Investigation of the asymmetric distributions of RF transmission and reception fields at high static field.

When radiofrequency (RF) transmission field represents B(1)(+), the reception field represents B(1)(-)*. The distribution of those maps demonstrates asymmetric features at high field magnetic resonance (MR) imaging. Both maps are in mirror symmetry to one another. Almost symmetric distribution of the B(1) field was expected on the laboratory frame in a symmetric sample loaded inside the RF coil designed to achieve a homogeneous B(1) field.

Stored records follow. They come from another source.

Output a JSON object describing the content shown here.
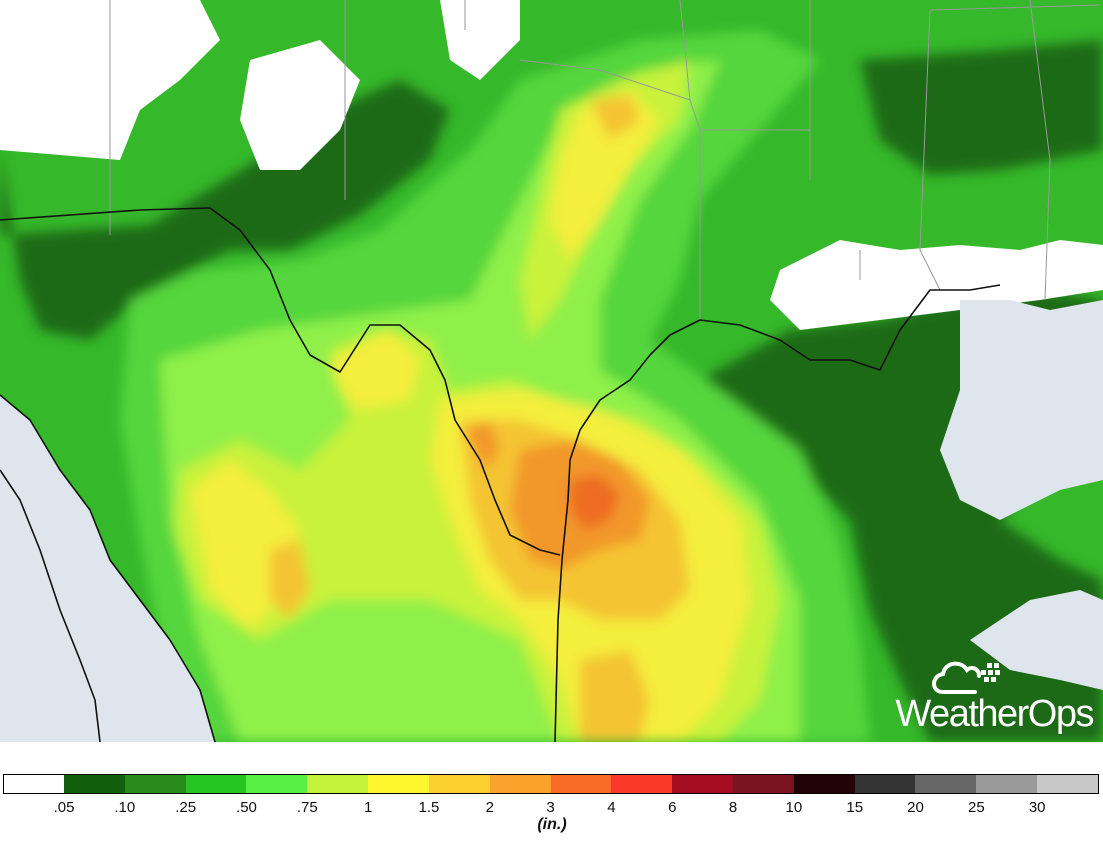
{
  "map": {
    "colors": {
      "ocean": "#dfe5ec",
      "land": "#ffffff",
      "border": "#111111",
      "state_line": "#999999",
      "lt05": "#ffffff",
      "c05": "#1d6b12",
      "c10": "#2f8d1f",
      "c25": "#36b82b",
      "c50": "#55d63c",
      "c75": "#8ff04a",
      "c1": "#c9f23b",
      "c15": "#f4ee3c",
      "c2": "#f4c430",
      "c3": "#f2972b",
      "c4": "#ee6c22"
    }
  },
  "brand": {
    "name": "WeatherOps",
    "icon": "cloud-satellite-icon"
  },
  "legend": {
    "unit": "(in.)",
    "bins": [
      {
        "color": "#ffffff"
      },
      {
        "color": "#115e0c"
      },
      {
        "color": "#2b8a1c"
      },
      {
        "color": "#27c520"
      },
      {
        "color": "#58f045"
      },
      {
        "color": "#c3f238"
      },
      {
        "color": "#fff72e"
      },
      {
        "color": "#fbd02f"
      },
      {
        "color": "#f9a32c"
      },
      {
        "color": "#f86b25"
      },
      {
        "color": "#f93a2a"
      },
      {
        "color": "#a50e22"
      },
      {
        "color": "#7a1220"
      },
      {
        "color": "#200406"
      },
      {
        "color": "#333333"
      },
      {
        "color": "#666666"
      },
      {
        "color": "#9a9a9a"
      },
      {
        "color": "#c8c8c8"
      }
    ],
    "ticks": [
      ".05",
      ".10",
      ".25",
      ".50",
      ".75",
      "1",
      "1.5",
      "2",
      "3",
      "4",
      "6",
      "8",
      "10",
      "15",
      "20",
      "25",
      "30"
    ]
  }
}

Then, a simple change was made in the coordinate transformation equation of RF fields between the rotating and laboratory frames in both linear and quadrature modes to investigate the source of this feature of asymmetry. The magnitude of rotating frame components, B(1)(+) and B(1)(-), consists of the magnitude and the phase difference of the laboratory frame components. The rotating frame components differ in the sign of the sinusoidal phase difference. B(1)(+) is equal to B(1)(-) at lower field because phase changes that depend on position can be ignored. At higher fields, the magnitude component has a symmetric profile, and distribution in the phase component is antisymmetric. Thus, the distributions of B(1)(+) and B(1)(-) maps demonstrate mirror symmetry. Maps of magnitude and phase components were examined in the laboratory frame. Their maps were computed from B(1)(+) and B(1)(-) maps of the human brain and of a spherical saline phantom measured at 4.7T. It was concluded from these analytical and experimental results that the asymmetric and mirror symmetric distributions in B(1)(+) and B(1)(-) are derived from the phase difference in the laboratory frame.